In Pasadena recently for a concert, they looked back in contentment on their 33-year marriage.

"The key to our making it work," said Bellson, "is that on all of Pearl's dates she requires at least a quartet, so for about half of each year we're together. The rest of the time I may work with my band, but never for more than two weeks continuously.

"When Pearl did 'Hello, Dolly!,' that was a crucial time, because there she was in New York with this colossal hit for two years and three months--and I was out here in L.A. with my band, or doing sideman dates with Quincy Jones. What we did was very smart--Pearl suggested it. She said, 'Just keep on doing your work, but stop once a month and come to New York for a few days, and bring the children every month or two.' It worked out just fine."

"The same thing happened when I was studying," said Bailey, who last May received her bachelor's degree in theology from Georgetown University. "I was there for seven years--it would have been four, but Louie would commute and I'd take time out for weekend gigs and other occasional absences. A girl's gotta eat, too, you know.

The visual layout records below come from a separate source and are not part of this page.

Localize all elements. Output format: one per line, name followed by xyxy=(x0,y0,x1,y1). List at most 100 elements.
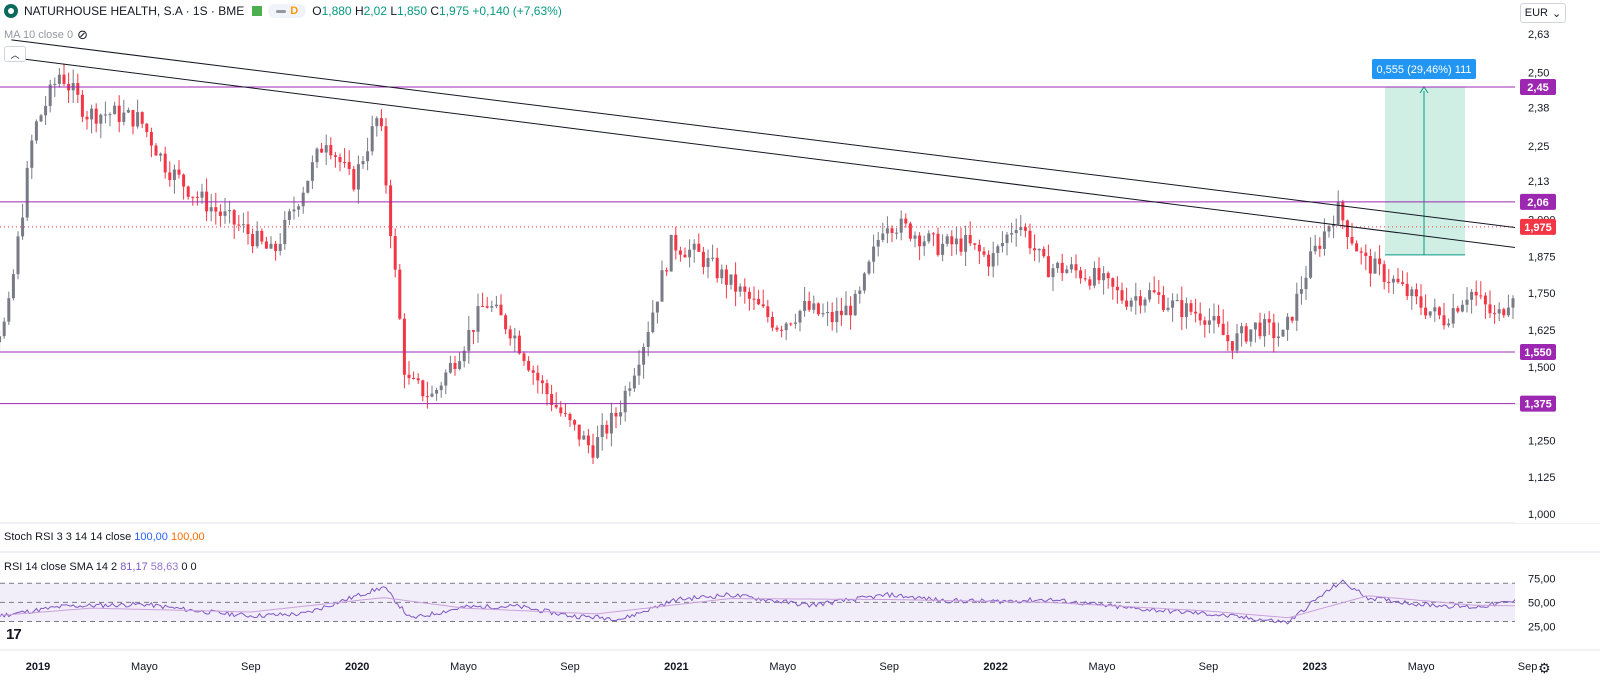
candle xyxy=(876,232,880,257)
candle xyxy=(292,196,296,220)
candle xyxy=(517,330,521,355)
gear-icon[interactable]: ⚙ xyxy=(1538,660,1551,676)
candle xyxy=(232,209,236,239)
candle xyxy=(278,233,282,256)
candle xyxy=(1428,311,1432,318)
candle xyxy=(1189,299,1193,316)
candle xyxy=(1479,281,1483,300)
candle xyxy=(444,369,448,395)
ohlc-values: O1,880 H2,02 L1,850 C1,975 +0,140 (+7,63… xyxy=(312,4,562,18)
price-tick-label: 1,625 xyxy=(1528,325,1556,337)
candle xyxy=(973,242,977,250)
candle xyxy=(1143,297,1147,313)
candle xyxy=(1129,297,1133,312)
candle xyxy=(99,113,103,139)
candle xyxy=(1194,298,1198,323)
candle xyxy=(1019,215,1023,237)
candle xyxy=(131,109,135,135)
candle xyxy=(30,134,34,180)
candle xyxy=(462,346,466,368)
candle xyxy=(57,68,61,88)
candle xyxy=(297,203,301,217)
candle xyxy=(904,213,908,228)
candle xyxy=(867,259,871,276)
candle xyxy=(568,412,572,427)
rsi-legend[interactable]: RSI 14 close SMA 14 2 81,17 58,63 0 0 xyxy=(4,561,197,573)
candle xyxy=(274,241,278,261)
interval-pill[interactable]: D xyxy=(268,4,307,18)
candle xyxy=(103,101,107,124)
currency-selector[interactable]: EUR ⌄ xyxy=(1520,3,1566,23)
ma-label: MA 10 close 0 xyxy=(4,29,74,41)
candle xyxy=(987,250,991,277)
candle xyxy=(402,313,406,389)
ma-legend[interactable]: MA 10 close 0 ⊘ xyxy=(4,27,88,43)
candle xyxy=(370,115,374,156)
candle xyxy=(899,210,903,241)
candle xyxy=(688,239,692,268)
stoch-rsi-legend[interactable]: Stoch RSI 3 3 14 14 close 100,00 100,00 xyxy=(4,531,205,543)
candle xyxy=(329,137,333,160)
candle xyxy=(76,73,80,103)
collapse-legend-button[interactable]: ︿ xyxy=(4,46,26,62)
tradingview-logo-icon[interactable]: 17 xyxy=(6,626,22,643)
candle xyxy=(642,343,646,379)
low-value: 1,850 xyxy=(397,4,428,18)
candle xyxy=(209,193,213,222)
time-tick-label: 2023 xyxy=(1303,661,1327,673)
candle xyxy=(724,264,728,299)
candle xyxy=(1097,257,1101,285)
candle xyxy=(1120,282,1124,304)
candle xyxy=(301,186,305,214)
candle xyxy=(1336,190,1340,226)
candle xyxy=(1000,231,1004,253)
candle xyxy=(7,291,11,326)
price-badge: 2,06 xyxy=(1520,193,1556,210)
candle xyxy=(504,313,508,335)
candle xyxy=(752,286,756,310)
candle xyxy=(872,234,876,274)
candle xyxy=(149,127,153,158)
candle xyxy=(1083,269,1087,282)
candle xyxy=(1304,265,1308,301)
candle xyxy=(21,203,25,240)
candle xyxy=(113,101,117,115)
candle xyxy=(1318,237,1322,257)
candle xyxy=(1102,266,1106,295)
price-tick-label: 2,63 xyxy=(1528,29,1549,41)
candle xyxy=(798,309,802,332)
candle xyxy=(683,247,687,258)
price-tick-label: 1,000 xyxy=(1528,509,1556,521)
candle xyxy=(651,300,655,334)
eye-hidden-icon[interactable]: ⊘ xyxy=(77,27,88,42)
candle xyxy=(844,291,848,316)
candle xyxy=(379,109,383,132)
candle xyxy=(136,99,140,129)
candle xyxy=(913,231,917,248)
candle xyxy=(1447,318,1451,328)
candle xyxy=(1396,267,1400,284)
candle xyxy=(701,247,705,275)
candle xyxy=(793,313,797,329)
candle xyxy=(977,239,981,265)
measure-label: 0,555 (29,46%) 111 xyxy=(1372,59,1476,79)
candle xyxy=(545,379,549,406)
candle xyxy=(310,155,314,190)
candle xyxy=(982,247,986,257)
candle xyxy=(637,350,641,385)
candle xyxy=(632,367,636,392)
rsi-sma-line xyxy=(0,595,1600,619)
symbol-title[interactable]: NATURHOUSE HEALTH, S.A · 1S · BME xyxy=(24,4,245,18)
candle xyxy=(90,104,94,134)
candle xyxy=(251,228,255,254)
time-tick-label: Sep xyxy=(879,661,899,673)
candle xyxy=(885,216,889,244)
rsi-extra-value: 0 0 xyxy=(181,561,197,573)
candle xyxy=(1460,300,1464,313)
candle xyxy=(494,295,498,309)
candle xyxy=(734,262,738,307)
candle xyxy=(747,287,751,311)
candle xyxy=(1442,302,1446,330)
candle xyxy=(241,212,245,233)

Because of the traveling, I did some tutorials, but my papers were never late; I made the dean's list twice, and graduated with a 3.34.

"I always wanted to be a teacher; I love learning, love reading. I've attended classes and seminars everywhere from Oxford to Cal State Northridge."

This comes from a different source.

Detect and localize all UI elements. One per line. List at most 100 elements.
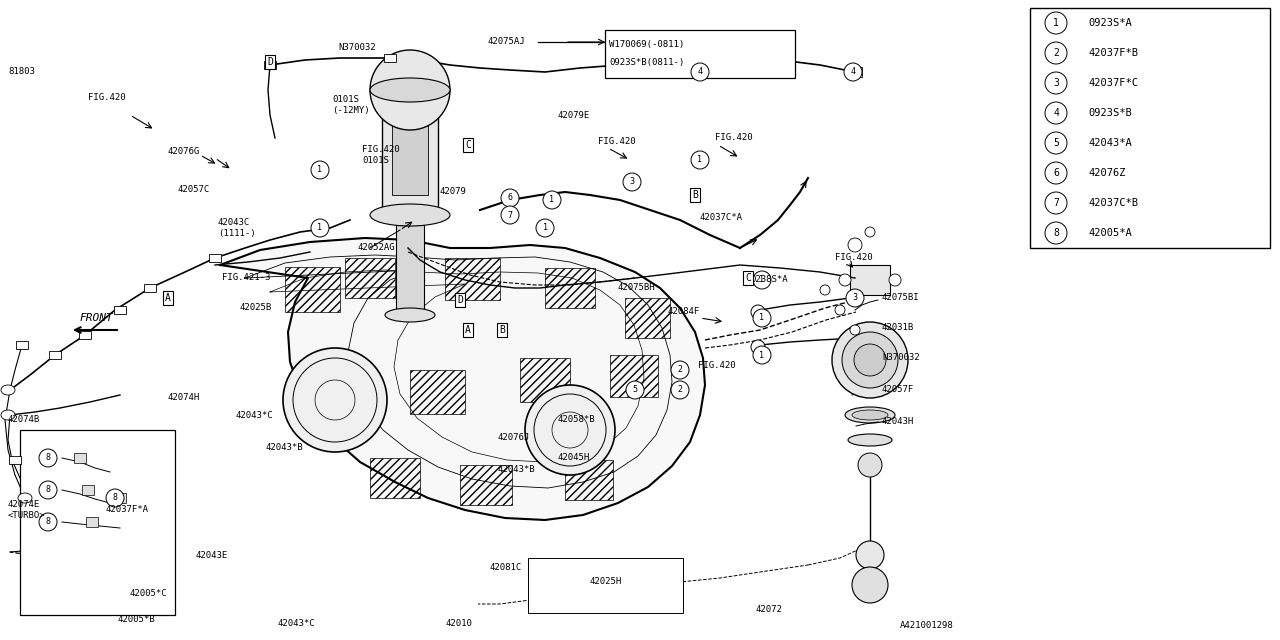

It was in Northridge, in the San Fernando Valley, that they made their home for many years until the move to Arizona. "We have a small house right on the golf course," Bellson said. "It's been perfect for us--so peaceful and quiet after you've been on the road for months. We do our own cooking, our own cleaning; it's just Pearl and I and our little dog Charlie. We try to get back there several times a year; last summer we spent almost a month there. It's always a real vacation for us."

"We moved to Arizona," Bailey said, "because it seemed to me that people in the big cities were losing touch with reality, losing sight of important values like respect for the common decencies of life."

Some of this social disintegration, she feels, is reflected in today's music scene, in which a sense of reality also has been lost. "These videos I've been seeing don't relate to the lyrics, and recordings are becoming less and less natural. When you have to put on a headphone and sing in an empty studio to something pre-recorded, where is that live contact?

"My goodness, we used to go In and record for three hours, break for dinner, come back and have the album finished three hours later. Sinatra is still here, and he can do that. So can Ella.

"Jo Stafford can still sing; I can still sing, but we're not even recording. How can you say we don't deserve an award when you can't hear us on a record? I think I'll just go in a studio and do an album--nobody has asked me, so I may as well do it myself."

Bailey's attitude is not simply that of the disenchanted veteran; she has warm words for Stevie Wonder, Neil Diamond and others of less-than-classic vintage.

"I have told Tony and Dee Dee to listen to the great singers and players and songs of every era. Let the young people mix in other things to show our great heritage. Linda Ronstadt did it; Toni Tennille did it. To herd young folks into one area of music is demoralizing!

"The other night, I saw Teddy Pendergrass on a TV show, and when he came out in that wheelchair his soul, his face, his diction, everything about him made me fall in love with him--and when he said his mentor was Nat King Cole, I knew why he understood so much about phrasing and feeling."

Separately and together, the Bellsons' careers have taken them to almost every point on the globe. Some of the visits have transcended musical considerations: After her appointment by President Ford as special representative to the U.S. delegation to the U.N., Bailey made a trip to the Middle East and Africa, visiting hospitals, orphanages, leper colonies, homes for the handicapped, schools and women's groups in Jordan, Egypt, Kuwait, Liberia, Senegal and the United Arab Emirate.